The government reviewed the policy and published new guidelines to ensure that nuclear development for peaceful use must comply with all legislation, convention and international agreements. It called on all involved to uphold transparency and to comply with nuclear safety and security processes through an independent monitoring system. It also called for compliance with the international standard for nuclear waste disposal, and to ensure the continuity of the programme by developing national capability in nuclear energy.

Saudi Arabia is  looking to develop nuclear power to diversify its energy supply and in 2011 announced plans to build 16 reactors that within 20 years would generate up to 18GWe. Crown Prince Mohammed bin Salman, president of the Council for Economic and Development Affairs, defence minister and deputy prime minister, subsequently incorporated it into Vision 2030 economic guidelines. A shortlist of qualified bidders has been drawn up (Russia, China, South Korea, France and the USA) and contracts for two nuclear reactors are to be awarded by the end of 2018.

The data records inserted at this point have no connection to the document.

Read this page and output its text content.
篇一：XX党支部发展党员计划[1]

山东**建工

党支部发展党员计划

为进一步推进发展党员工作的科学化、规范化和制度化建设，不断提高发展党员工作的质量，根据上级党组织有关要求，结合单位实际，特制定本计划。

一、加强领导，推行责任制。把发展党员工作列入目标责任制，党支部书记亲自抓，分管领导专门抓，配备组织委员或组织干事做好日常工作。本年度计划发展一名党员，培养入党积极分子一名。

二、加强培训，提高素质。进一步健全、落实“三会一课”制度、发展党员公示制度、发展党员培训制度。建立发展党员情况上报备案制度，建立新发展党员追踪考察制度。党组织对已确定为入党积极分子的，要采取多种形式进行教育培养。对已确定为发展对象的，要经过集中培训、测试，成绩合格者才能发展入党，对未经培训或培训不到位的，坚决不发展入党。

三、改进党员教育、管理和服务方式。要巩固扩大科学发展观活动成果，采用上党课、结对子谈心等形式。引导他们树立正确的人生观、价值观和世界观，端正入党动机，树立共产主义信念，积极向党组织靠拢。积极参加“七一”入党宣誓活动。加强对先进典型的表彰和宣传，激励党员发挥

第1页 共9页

In the USA, three law firms have filed disclosures that they are advising the kingdom on the issue. Pillsbury Winthrop Shaw Pittman said in a 20 February Justice Department filing that it would be billing the Saudi Arabia Ministry of Energy, Industry and Mineral Resources at a rate of $890 per hour to give advice on a potential bilateral agreement on the peaceful uses of nuclear energy as well as related legal matters concerning the development of a commercial nuclear programme.

A similar filing with the Justice Department was made on 21 February by King and Spalding. The company said it would be paid up to $450,000 for an initial 30-day contract, which could be extended.

In the third registration on 20 February, lawyer and retired Saudi Arabian Oil Company executive David Kultgensaid he was recruited in early October to provide legal and consulting services to Saudi Arabia, including on its national nuclear energy project.